Hi,

i have two nodes which access concurrently a OCFS2 Volume on a SAN. One Node (let's call him 20), mounts the volume automatically.
The other does not (lets call him 10).
This is the actual error message (in /var/log/messages from 10):

Code:
Oct 18 14:20:32 sunhb65277 kernel: [   76.198486] (kworker/u:0,5,0):o2net_connect_expired:1724 ERROR: no connection established with node 2 after 30.0 seconds, giving up and returning errors.
Oct 18 14:20:32 sunhb65277 kernel: [   76.198506] (mount.ocfs2,6559,1):dlm_request_join:1472 ERROR: Error -107 when sending message 510 (key 0x666c6172) to node 2
Oct 18 14:20:32 sunhb65277 kernel: [   76.198513] (mount.ocfs2,6559,1):dlm_try_to_join_domain:1648 ERROR: status = -107
Oct 18 14:20:32 sunhb65277 kernel: [   76.198518] (mount.ocfs2,6559,1):dlm_join_domain:1948 ERROR: status = -107
Oct 18 14:20:32 sunhb65277 kernel: [   76.198628] (mount.ocfs2,6559,1):dlm_register_domain:2214 ERROR: status = -107
Oct 18 14:20:32 sunhb65277 kernel: [   76.198649] (mount.ocfs2,6559,1):o2cb_cluster_connect:313 ERROR: status = -107
Oct 18 14:20:32 sunhb65277 kernel: [   76.198653] (mount.ocfs2,6559,1):ocfs2_dlm_init:2995 ERROR: status = -107
Oct 18 14:20:32 sunhb65277 kernel: [   76.198668] (mount.ocfs2,6559,1):ocfs2_mount_volume:1881 ERROR: status = -107
Oct 18 14:20:32 sunhb65277 kernel: [   76.198713] ocfs2: Unmounting device (252,5) on (node 0)
Oct 18 14:20:32 sunhb65277 kernel: [   76.198720] (mount.ocfs2,6559,1):ocfs2_fill_super:1236 ERROR: status = -107
Oct 18 14:20:35 sunhb65277 sm-notify[6644]: Version 1.2.3 starting
/var/log/boot.msg:
Code:
<notice -- Oct 18 14:19:57.711549000> multipathd start
Starting multipathddone
<notice -- Oct 18 14:19:58.775058000> 'multipathd start' exits with status 0
<notice -- Oct 18 14:19:58.776666000> ocfs2 start
Starting Oracle Cluster File System (OCFS2) mount.ocfs2: Transport endpoint is not connected while mounting /dev/mapper/3600c0ff00012824b04af7a5201000000 on /images. Check 'dmesg' for more information on this error.

failed
<notice -- Oct 18 14:20:34.965416000> 'ocfs2 start' exits with status 1
I don't know if it's a connection problem with the two nodes, or if node 10 has problems.
Connection between the hosts seem ok. I have on each a bond with a private address just for the communication between the two.
They are attached directly, without a switch or s.th. like that. One can ping each other.
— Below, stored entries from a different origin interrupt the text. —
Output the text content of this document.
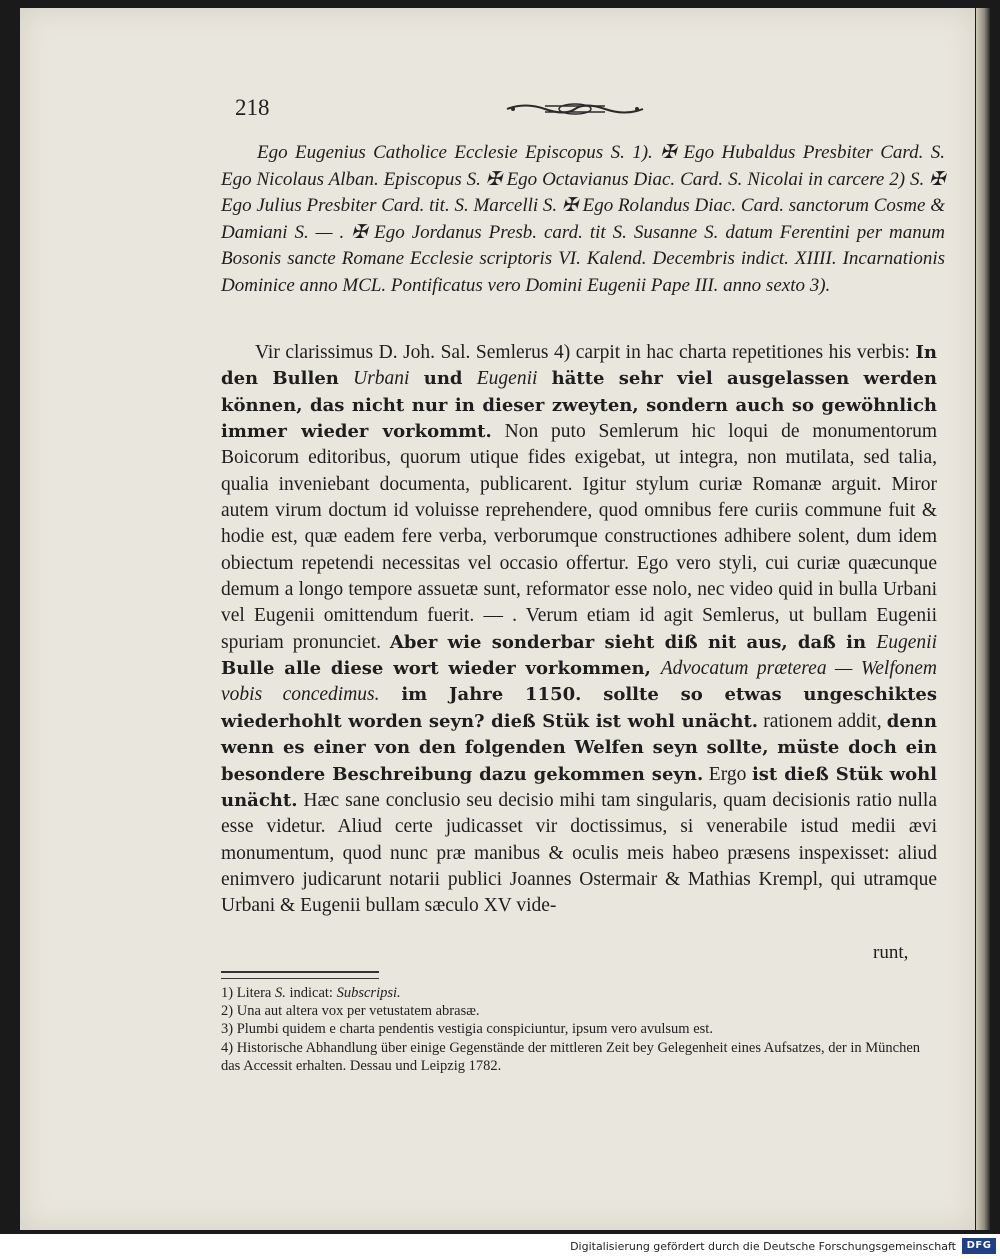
218
Ego Eugenius Catholice Ecclesie Episcopus S. 1). ✠ Ego Hubaldus Presbiter Card. S. Ego Nicolaus Alban. Episcopus S. ✠ Ego Octavianus Diac. Card. S. Nicolai in carcere 2) S. ✠ Ego Julius Presbiter Card. tit. S. Marcelli S. ✠ Ego Rolandus Diac. Card. sanctorum Cosme & Damiani S. — . ✠ Ego Jordanus Presb. card. tit S. Susanne S. datum Ferentini per manum Bosonis sancte Romane Ecclesie scriptoris VI. Kalend. Decembris indict. XIIII. Incarnationis Dominice anno MCL. Pontificatus vero Domini Eugenii Pape III. anno sexto 3).
Vir clarissimus D. Joh. Sal. Semlerus 4) carpit in hac charta repetitiones his verbis: In den Bullen Urbani und Eugenii hätte sehr viel ausgelassen werden können, das nicht nur in dieser zweyten, sondern auch so gewöhnlich immer wieder vorkommt. Non puto Semlerum hic loqui de monumentorum Boicorum editoribus, quorum utique fides exigebat, ut integra, non mutilata, sed talia, qualia inveniebant documenta, publicarent. Igitur stylum curiæ Romanæ arguit. Miror autem virum doctum id voluisse reprehendere, quod omnibus fere curiis commune fuit & hodie est, quæ eadem fere verba, verborumque constructiones adhibere solent, dum idem obiectum repetendi necessitas vel occasio offertur. Ego vero styli, cui curiæ quæcunque demum a longo tempore assuetæ sunt, reformator esse nolo, nec video quid in bulla Urbani vel Eugenii omittendum fuerit. — . Verum etiam id agit Semlerus, ut bullam Eugenii spuriam pronunciet. Aber wie sonderbar sieht diß nit aus, daß in Eugenii Bulle alle diese wort wieder vorkommen, Advocatum præterea — Welfonem vobis concedimus. im Jahre 1150. sollte so etwas ungeschiktes wiederhohlt worden seyn? dieß Stük ist wohl unächt. rationem addit, denn wenn es einer von den folgenden Welfen seyn sollte, müste doch ein besondere Beschreibung dazu gekommen seyn. Ergo ist dieß Stük wohl unächt. Hæc sane conclusio seu decisio mihi tam singularis, quam decisionis ratio nulla esse videtur. Aliud certe judicasset vir doctissimus, si venerabile istud medii ævi monumentum, quod nunc præ manibus & oculis meis habeo præsens inspexisset: aliud enimvero judicarunt notarii publici Joannes Ostermair & Mathias Krempl, qui utramque Urbani & Eugenii bullam sæculo XV vide-
runt,
1) Litera S. indicat: Subscripsi.
2) Una aut altera vox per vetustatem abrasæ.
3) Plumbi quidem e charta pendentis vestigia conspiciuntur, ipsum vero avulsum est.
4) Historische Abhandlung über einige Gegenstände der mittleren Zeit bey Gelegenheit eines Aufsatzes, der in München das Accessit erhalten. Dessau und Leipzig 1782.
Digitalisierung gefördert durch die Deutsche Forschungsgemeinschaft	DFG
This is my/etc/ocfs2/cluster.conf:

Code:
cluster:
        node_count = 2
        name = idg

node:
        ip_port = 7777
        ip_address = 192.168.100.10
        number = 1
        name = sunhb65277
        cluster = idg

node:
        ip_port = 7777
        ip_address = 192.168.100.20
        number = 2
        name = sunhb58820
        cluster = idg
File is identical on both (checked with md5sum). Port is open on both.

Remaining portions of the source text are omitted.